Brève de vie.
Après des semaines de préparation secrète accompagnées de mines de conspirateurs, les enfants finissent par vendre le bout de la mèche. Ils laissent filtrer quelques bribes de mélodies et murmurent à notre oreille les paroles des chansons qu’ils répètent pour la chorale de la fête de fin d’année scolaire.
Au fil des jours, la pression monte chez les petits, plus marquée chez les grands. L’idée de chanter devant tant de paires d’yeux aimants braquées sur soi prend, à cet âge, des allures de conquête du monde.
Le dernier samedi de juin, date sacrée entre toutes, des parents fébriles conduisent leur progéniture surexcitée jusque dans la cour de récréation de l’école, sanctuaire des jours scolaires et des jeux enfantins. Les murs de l’édifice, les arbres qui bordent l’espace dénudé laissent perler les rires et les cris de ceux qui l’animent tout au long de l’année. Chaque gravier et chaque feuille de platane a emmagasiné les joies, les petits malheurs, les pleurs comme les rires. Les escadrons de martinets ont dissipés la tristesse au gré de leurs périples, les passereaux ont semé les graines d’allégresse entre les tours des cités et les bâtiments proprets des résidences privées.
Rencontre entre tous, sans barrière et sans préjugés.
Au diable la sinistrose, l’espace où l’on raisonne peut bien se permettre de laisser filtrer un bonheur qui résonne !
Enfin, voir la chair de sa chair monter sur la grande scène colle une boule au ventre aux plus endurcis.
Pendant la représentation, les yeux se camouflent derrière les lentilles irisées des appareils photos et les œilletons indiscrets des caméscopes. Avides, ils capturent chaque nanosecondes de ce temps suspendu où chacun jurerait avoir entendu le chant des anges au milieu d’une pluie d’insouciance.
Les lèvres ânonnent en silence les paroles des chansons : « souffleur musical » fait partie intégrante de la formation supérieure en art d’être parent.
Béats d’admiration et le cœur gonflé d’orgueil, les géniteurs applaudissent à tout rompre devant le sans-faute, soulagés que l’épreuve capitale de la fin d’année se soit déroulée sans anicroches même mineures.
La clôture du spectacle musicale annonce la ruée vers les stands tenus par des parents courageux et des enseignants que plus rien n’effrayent.

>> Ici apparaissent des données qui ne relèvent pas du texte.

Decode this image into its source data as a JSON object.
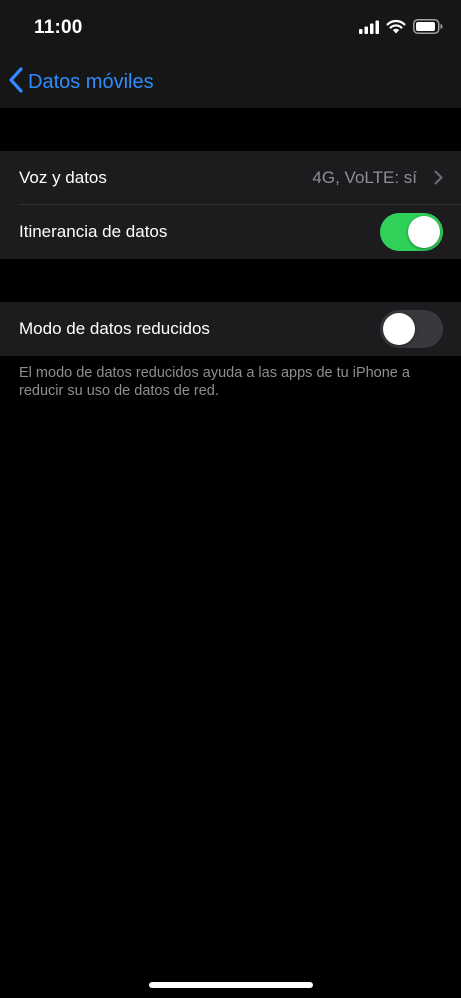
{
  "status_bar": {
    "time": "11:00",
    "icons": [
      "signal-icon",
      "wifi-icon",
      "battery-icon"
    ]
  },
  "nav": {
    "back_label": "Datos móviles"
  },
  "settings": {
    "voice_data": {
      "label": "Voz y datos",
      "value": "4G, VoLTE: sí"
    },
    "roaming": {
      "label": "Itinerancia de datos",
      "enabled": true
    },
    "low_data_mode": {
      "label": "Modo de datos reducidos",
      "enabled": false,
      "footer": "El modo de datos reducidos ayuda a las apps de tu iPhone a reducir su uso de datos de red."
    }
  },
  "colors": {
    "accent": "#2f8cff",
    "toggle_on": "#30d158",
    "toggle_off": "#39393d",
    "cell_background": "#1c1c1e",
    "secondary_text": "#8e8e93"
  }
}
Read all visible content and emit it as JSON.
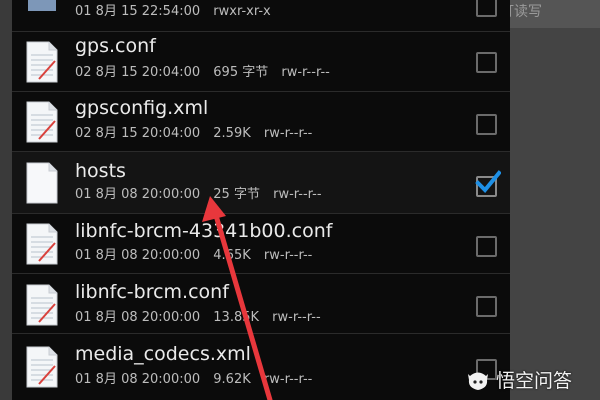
{
  "header_hint": "打读写",
  "files": [
    {
      "name": "",
      "date": "01 8月 15 22:54:00",
      "size": "",
      "perm": "rwxr-xr-x",
      "type": "folder",
      "checked": false
    },
    {
      "name": "gps.conf",
      "date": "02 8月 15 20:04:00",
      "size": "695 字节",
      "perm": "rw-r--r--",
      "type": "file",
      "checked": false
    },
    {
      "name": "gpsconfig.xml",
      "date": "02 8月 15 20:04:00",
      "size": "2.59K",
      "perm": "rw-r--r--",
      "type": "file",
      "checked": false
    },
    {
      "name": "hosts",
      "date": "01 8月 08 20:00:00",
      "size": "25 字节",
      "perm": "rw-r--r--",
      "type": "file-plain",
      "checked": true
    },
    {
      "name": "libnfc-brcm-43341b00.conf",
      "date": "01 8月 08 20:00:00",
      "size": "4.65K",
      "perm": "rw-r--r--",
      "type": "file",
      "checked": false
    },
    {
      "name": "libnfc-brcm.conf",
      "date": "01 8月 08 20:00:00",
      "size": "13.85K",
      "perm": "rw-r--r--",
      "type": "file",
      "checked": false
    },
    {
      "name": "media_codecs.xml",
      "date": "01 8月 08 20:00:00",
      "size": "9.62K",
      "perm": "rw-r--r--",
      "type": "file",
      "checked": false
    }
  ],
  "watermark": {
    "text": "悟空问答"
  },
  "colors": {
    "accent": "#1e90e6",
    "arrow": "#e8373c",
    "row_border": "#2b2b2b"
  }
}
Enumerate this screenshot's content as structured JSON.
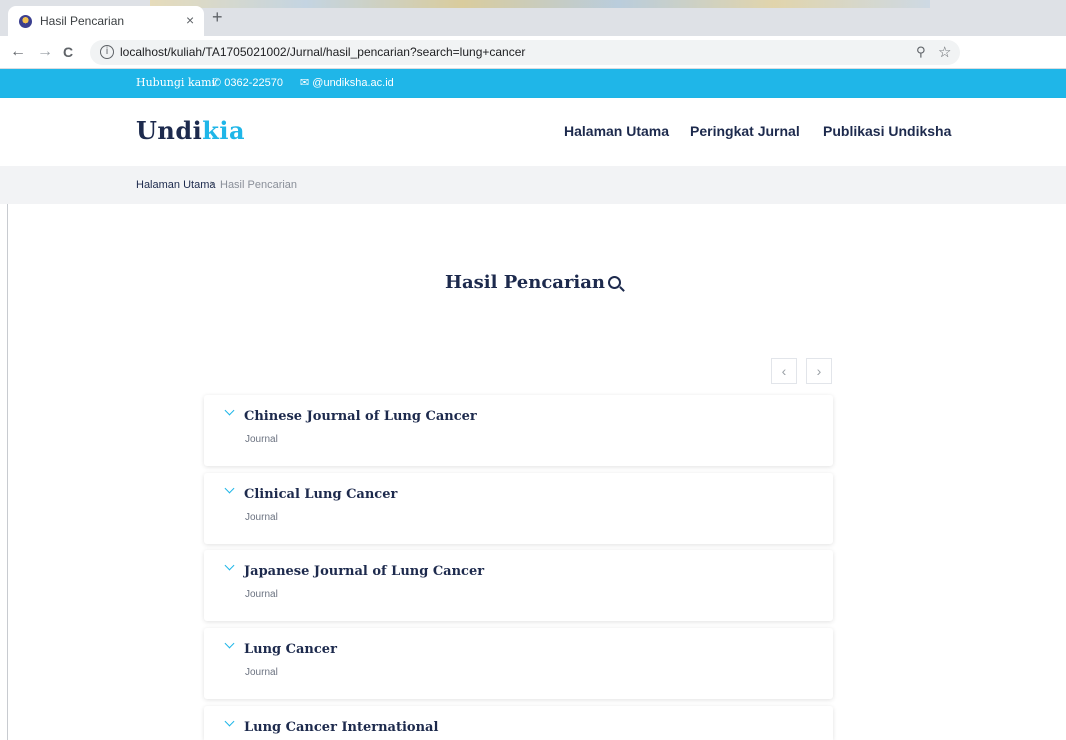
{
  "browser": {
    "tab_title": "Hasil Pencarian",
    "tab_close": "×",
    "new_tab": "+",
    "back": "←",
    "forward": "→",
    "reload": "C",
    "info": "i",
    "url": "localhost/kuliah/TA1705021002/Jurnal/hasil_pencarian?search=lung+cancer",
    "zoom_icon": "zoom-icon",
    "star_icon": "star-icon"
  },
  "topbar": {
    "contact_label": "Hubungi kami",
    "phone": "0362-22570",
    "email": "@undiksha.ac.id",
    "background": "#1fb6e8"
  },
  "header": {
    "logo_main": "Undi",
    "logo_accent": "kia",
    "nav": [
      {
        "label": "Halaman Utama"
      },
      {
        "label": "Peringkat Jurnal"
      },
      {
        "label": "Publikasi Undiksha"
      }
    ]
  },
  "breadcrumb": {
    "home": "Halaman Utama",
    "separator": "›",
    "current": "Hasil Pencarian"
  },
  "main": {
    "title": "Hasil Pencarian",
    "pager_prev": "‹",
    "pager_next": "›",
    "results": [
      {
        "title": "Chinese Journal of Lung Cancer",
        "type": "Journal"
      },
      {
        "title": "Clinical Lung Cancer",
        "type": "Journal"
      },
      {
        "title": "Japanese Journal of Lung Cancer",
        "type": "Journal"
      },
      {
        "title": "Lung Cancer",
        "type": "Journal"
      },
      {
        "title": "Lung Cancer International",
        "type": ""
      }
    ]
  },
  "colors": {
    "accent": "#1fb6e8",
    "navy": "#1d2a4d"
  }
}
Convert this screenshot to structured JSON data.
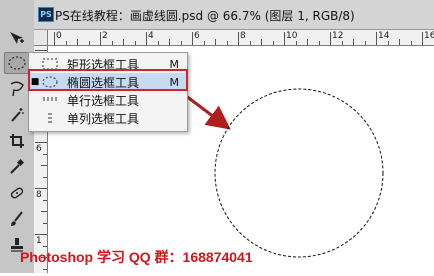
{
  "window": {
    "badge": "PS",
    "title": "PS在线教程：画虚线圆.psd @ 66.7% (图层 1, RGB/8)"
  },
  "rulers": {
    "top_labels": [
      "0",
      "2",
      "4",
      "6",
      "8",
      "10",
      "12",
      "14",
      "16"
    ],
    "left_labels": [
      "0",
      "4",
      "6",
      "8",
      "1"
    ]
  },
  "tool_menu": {
    "items": [
      {
        "label": "矩形选框工具",
        "shortcut": "M",
        "icon": "rect-marquee-icon",
        "selected": false
      },
      {
        "label": "椭圆选框工具",
        "shortcut": "M",
        "icon": "ellipse-marquee-icon",
        "selected": true
      },
      {
        "label": "单行选框工具",
        "shortcut": "",
        "icon": "single-row-marquee-icon",
        "selected": false
      },
      {
        "label": "单列选框工具",
        "shortcut": "",
        "icon": "single-column-marquee-icon",
        "selected": false
      }
    ]
  },
  "annotation": {
    "highlight_color": "#d0262a",
    "arrow_color": "#b01e1e"
  },
  "watermark": {
    "text": "Photoshop 学习 QQ 群：168874041",
    "color": "#d4151c"
  },
  "toolbar": {
    "tools": [
      "move-tool-icon",
      "ellipse-marquee-tool-icon",
      "lasso-tool-icon",
      "magic-wand-tool-icon",
      "crop-tool-icon",
      "eyedropper-tool-icon",
      "healing-brush-tool-icon",
      "brush-tool-icon",
      "stamp-tool-icon"
    ]
  }
}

Crêpes sucrées, gâteaux confectionnés par des mamans-délices, pop corn boursouflés et mister freeze aux couleurs douteuses font concurrence aux sandwichs-maison, quiches et salades composées.
1 ticket, 2 tickets, 3 tickets… qui n’a pas encore son carnet pour s’offrir des gourmandises et accéder aux activités ?
Vite, vite, le jeu du Chamboul’tout n’attend que les plus habiles pour s’effondrer dans un tonnerre de boîtes de conserves géantes bombardées par des projectiles ravageurs. On croirait assister au siège d’un château fort !
Plus vite encore…
Les intrépides et les sportifs jettent leur dévolu sur le parcours en échasse, truffé d’obstacles et de pièges diaboliques. Qu’il est bon d’avoir triomphé et sut garder son équilibre, sa dignité et ne pas finir assis sur son séant !
On continue !
Barbotez, barbotez doucement, petits canards en plastique, vous serez bien pêchés d’un instant à l’autre et remis dans votre piscine gonflable contre un lot qui fera le bonheur de son gagnant.
On hésite…
La chasse au trésor pose un dilemme de taille.
Jeune Jim Hawkins*, oseras-tu, les yeux sérieusement bandés, plonger tes mains dans des seaux grouillant de lentilles, de spaghettis bien cuits ou de farine fine à la recherche de la clé qui donne accès au trésor ? Le temps est minuté, hâte-toi…
On se repose un instant…
Sur les visages, s’esquissent des papillons, des tigres, des fées ou des dragons.
Jaune, blanc, rouge, les couleurs vives des crayons de maquillage métamorphosent de tendres loupiots en créatures inspirées.
Pendant quelques heures, les petits entrainent les adultes dans leur monde. Ce n’est que justice tant l’inverse est bien trop souvent de mise.
Les soucis et les tracas sont mis de côté, loin, très loin, à des années-lumière de ce qui fait le charme de la période de l’enfance : le plaisir élémentaire, la vie toute simple comme elle vient et « au diable le lendemain ».
Ce jour, si tous les corps ont loin d’avoir encore 10 ans, toutes les âmes ont à peine atteintes l’âge de raison.
*Héros de « L’Ile au Trésor » de Robert Louis Stevenson.